Education should entail a radical self-reflection on one’s core assumptions and philosophy. Intellectual egoism, then, renders education a lost opportunity. Certainty on questions that are hotly debated (the role of government, the nature of rights, the meaning of “progress”) is not impressive. Instead, it bespeaks ignorance of the moral complexity that underpins so much political and philosophical discourse.

The result is that too often, campus “discourse” feels like a monologue. Rather than allowing their convictions to be challenged, students tune out those with whom they disagree. Moralizing has become an exercise of the egoistic, rather than ethical, faculty. Education today serves to convince ourselves we are right, rather than to indulge the possibility that we may be wrong.

The why questions are also undervalued. Why, for instance, is the mere feeling of conviction enough to justify it? From one campus crusade to another, you name the issue, students make public the depth of their belief on the issue of the week. But if you press them, it’s alarming how few can articulate the core moral premises that animate their thinking.

Students must assume some of the blame here. If we do not think enough, it is ultimately our fault. But administrators and faculty, too, are responsible for too often encouraging strident and thoughtless conviction—provided those views are the right ones.

Faculty in particular bear responsibility. I can remember multiple times in class when a left-leaning professor proceeded to challenge the ethics of the market, or some other right-leaning viewpoint, while conspicuously omitting a similar critique of the left. Don’t get me wrong: I’m not complaining. Conservative students benefit enormously from such interrogation.

As I’ve written before, however, left-leaning students are getting ripped off. This alone would be cause for a remedy. But this disproportionate treatment also has broader consequences for campus culture. When liberal students see professors tag-teaming their conservative peers, this feeds further into their self-certainty. If you agree with the professor’s general line of attack, it’s hard not to draw the conclusion that “he’s not challenging me because I’m right.”

This is self-serving on professors’ behalf, to say the least. And it reflects the same problem that afflicts students. The duty of the University is not to guide students towards predetermined conclusions. Instead, it should instill in students ways of thinking that will help them investigate their own truths.

We need a different approach to political and moral discourse on this campus—one which, rather than telling us why we are right, challenges us to think about how we may be wrong. It is with this understanding that our lives become more purposeful, enriched with a fuller sense of the moral logic with which our choices are imbued. We could all use a strong reminder of Socrates’s lesson on the tentativeness of knowledge: “All I know is that I know nothing.”

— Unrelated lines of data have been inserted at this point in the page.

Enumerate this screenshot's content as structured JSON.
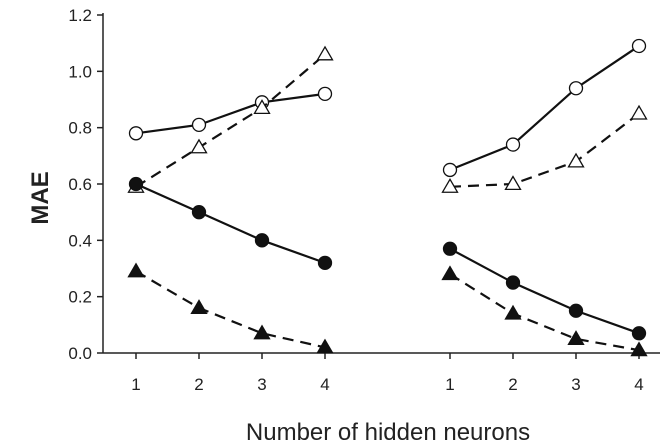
{
  "chart_data": {
    "type": "line",
    "xlabel": "Number of hidden neurons",
    "ylabel": "MAE",
    "ylim": [
      0,
      1.2
    ],
    "yticks": [
      "0.0",
      "0.2",
      "0.4",
      "0.6",
      "0.8",
      "1.0",
      "1.2"
    ],
    "grid": false,
    "panels": [
      {
        "x": [
          1,
          2,
          3,
          4
        ],
        "x_tick_labels": [
          "1",
          "2",
          "3",
          "4"
        ],
        "series": [
          {
            "marker": "open-circle",
            "line": "solid",
            "values": [
              0.78,
              0.81,
              0.89,
              0.92
            ]
          },
          {
            "marker": "open-triangle",
            "line": "dashed",
            "values": [
              0.59,
              0.73,
              0.87,
              1.06
            ]
          },
          {
            "marker": "filled-circle",
            "line": "solid",
            "values": [
              0.6,
              0.5,
              0.4,
              0.32
            ]
          },
          {
            "marker": "filled-triangle",
            "line": "dashed",
            "values": [
              0.29,
              0.16,
              0.07,
              0.02
            ]
          }
        ]
      },
      {
        "x": [
          1,
          2,
          3,
          4
        ],
        "x_tick_labels": [
          "1",
          "2",
          "3",
          "4"
        ],
        "series": [
          {
            "marker": "open-circle",
            "line": "solid",
            "values": [
              0.65,
              0.74,
              0.94,
              1.09
            ]
          },
          {
            "marker": "open-triangle",
            "line": "dashed",
            "values": [
              0.59,
              0.6,
              0.68,
              0.85
            ]
          },
          {
            "marker": "filled-circle",
            "line": "solid",
            "values": [
              0.37,
              0.25,
              0.15,
              0.07
            ]
          },
          {
            "marker": "filled-triangle",
            "line": "dashed",
            "values": [
              0.28,
              0.14,
              0.05,
              0.01
            ]
          }
        ]
      }
    ]
  }
}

The University presents a paradox. Even as it represents how much we have come to know, it also speaks to the sheer magnitude of that which we do not. Before this reality, the supreme self-confidence of the 20-year-old college student can only be comic.

I am not arguing that students should not believe in anything. Action, rooted in reflection, is praiseworthy. There is something to be said, though, for beginning one’s introspection by acknowledging the prospect that one’s deepest beliefs may be wrong, incoherent or ill-reasoned.

Without recognizing the potential for our own fallibility, discussion is fruitless and narcissistic—it is an expression of arbitrary feeling, instead of reason informed by experience. Conversations of this kind are defensive and fearful, never bold and open to new truths.

And that, I know, is a true shame.

Vikram Srinivasan is a Trinity senior. This is his final column.